How Can Schools Regulate Off-Campus Internet Speech? 
Friday, April 10, 2009 at 8:52AM
Justin Bathon in Discipline, Student-Rights, Technology & Internet, columbine, cyberbullying, internet speech, off-campus speech, schools, student speech

We'll do a little mail today as I have a couple a need to get to (I try to be pretty responsive to reader requests or questions as much as I can without practicing law, so feel free to contact me):

A reader from Michigan writes in with a question/musing:

"How is it a school district thinks it has a right to scan students' Facebook pages and assign consequences to those that express dislike for certain teachers or use profanity in any way."

This is an excellent, excellent question and I want to address this in two parts, the legal part and then the ethical part.

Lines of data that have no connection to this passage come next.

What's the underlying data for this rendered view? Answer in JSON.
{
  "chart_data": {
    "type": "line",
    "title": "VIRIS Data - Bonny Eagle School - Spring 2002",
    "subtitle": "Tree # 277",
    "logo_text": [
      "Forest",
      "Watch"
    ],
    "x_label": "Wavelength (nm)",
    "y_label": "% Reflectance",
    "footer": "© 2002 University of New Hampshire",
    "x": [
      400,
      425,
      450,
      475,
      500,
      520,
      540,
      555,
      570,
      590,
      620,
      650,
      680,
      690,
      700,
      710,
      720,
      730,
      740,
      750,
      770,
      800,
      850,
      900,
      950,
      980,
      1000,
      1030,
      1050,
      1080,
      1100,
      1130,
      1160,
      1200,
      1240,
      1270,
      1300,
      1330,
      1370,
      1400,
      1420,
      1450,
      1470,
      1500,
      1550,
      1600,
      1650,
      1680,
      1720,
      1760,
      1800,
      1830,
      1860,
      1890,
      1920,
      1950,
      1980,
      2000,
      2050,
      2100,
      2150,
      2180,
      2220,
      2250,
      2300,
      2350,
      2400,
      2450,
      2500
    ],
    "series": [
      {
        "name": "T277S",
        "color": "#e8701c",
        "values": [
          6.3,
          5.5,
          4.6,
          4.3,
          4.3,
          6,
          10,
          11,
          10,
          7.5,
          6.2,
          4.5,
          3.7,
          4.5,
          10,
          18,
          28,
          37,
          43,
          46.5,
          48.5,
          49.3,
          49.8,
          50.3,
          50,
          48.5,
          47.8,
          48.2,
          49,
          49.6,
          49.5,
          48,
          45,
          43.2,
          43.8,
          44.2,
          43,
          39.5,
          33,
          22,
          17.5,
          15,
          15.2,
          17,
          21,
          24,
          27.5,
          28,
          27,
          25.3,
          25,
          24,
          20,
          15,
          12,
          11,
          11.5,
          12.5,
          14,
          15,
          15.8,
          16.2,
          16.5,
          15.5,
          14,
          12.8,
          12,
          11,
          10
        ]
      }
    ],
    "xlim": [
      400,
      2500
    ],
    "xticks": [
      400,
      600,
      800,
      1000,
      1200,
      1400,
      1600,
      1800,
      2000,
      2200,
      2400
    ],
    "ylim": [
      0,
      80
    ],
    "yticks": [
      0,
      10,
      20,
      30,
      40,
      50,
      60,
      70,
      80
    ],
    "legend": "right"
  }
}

First, legally, what the courts have done is establish a mechanism by which schools can reach outside of the four corners of the school and regulate off-campus behavior. Here is the mechanism: (1) the court looks for a "nexus" (connection) with the school district. This can literally be anything and the courts have been pretty liberal in establishing this nexus. When the Internet was still new, courts were more reluctant, but now we are seeing them permit quite a bit of regulation of the net. (2) Once the nexus is established, then we run through the traditional student speech analysis. (a) Is it speech? - Is it meant to convey an idea? If yes, continue, if no - regulate. (b) Is it lewd, vulgar, plainly offensive? Here is where your profanity comes in and school authorities feel comfortable regulating. (c) Does it promote illegal activities, such as drug use. Yes = regulate. No = continue. (d) Does it cause a disruption? This is the biggie. There is a lot of legal history here establishing what is and is not a disruption, but the administrator's perception will usually get quite a bit of deference. Typically, if you have a nexus, you probably have a disruption - as the disruption is the nexus.

Anyway, that's the legal standard that courts consider. As you can probably tell, it is pretty broad and gives schools quite a bit of leeway in regulating off-campus student speech.

Second, though, I want to talk about the ethical issues here. I addressed the legal "how," but there is a second "how did it get to this point?" type question embedded in the musing, so I also want to address that. How it got here is a complex deal, but let me throw some motivating factors out there. (1) Columbine. The effect that incident, and the other school shootings in that period, had on schools is so profound that I think we are just now starting to come to grips with it. One major effect though was to make schools much more proactive in regulating everything related to students. Before Columbine we did not think our students would kill us or others, after Columbine, we were not so sure anymore. (2) Bullying and Cyberbullying. The Columbine events also woke us up to bullying issues and especially those bullying issues that occured online. A Secret Service report concluded that bullying was a substantial motivating factor in these incidents and that woke up the national conscious to this issue. States responded with anti-bullying statutes and some, like Kentucky, even created online harassment misdemeanors to punish kids who bully. (3) Sexual predators & Porn. In the late 90's and early 2000's adults really had no idea what was going on online. In fact, one can make a pretty cogent argument that most adults still don't 'get it.' When people don't understand something, they fear it - and we feared the Internet for a long time and possibly still do. All a lot of average American's hear about the Internet is the bad things, like predators and porn. (4) Lots of other factors from teacher facebook incidents to the rise in smaller, private school administrator preparation programs which spend all their time telling "war stories" and scare the heck out of future school administrators. 

All those factors combined to create an environment where school regulation of off-campus speech was not just allowed by courts ... but it was encouraged by society and school boards. At some point administrators thought it was their job to regulate off-campus speech - which, in my opinion, it isn't their job nor has it ever been. But, at some point we crossed a threshold where the bounds of the school were extended beyond the four corners of school property. We sort of put schools in charge of student discipline all the time, not just between 8 and 3. How long this will continue I don't know. Certainly questions like yours show indications of a push-back, where school personnel start to say, "what a second ... why am I regulating what kids do at home?"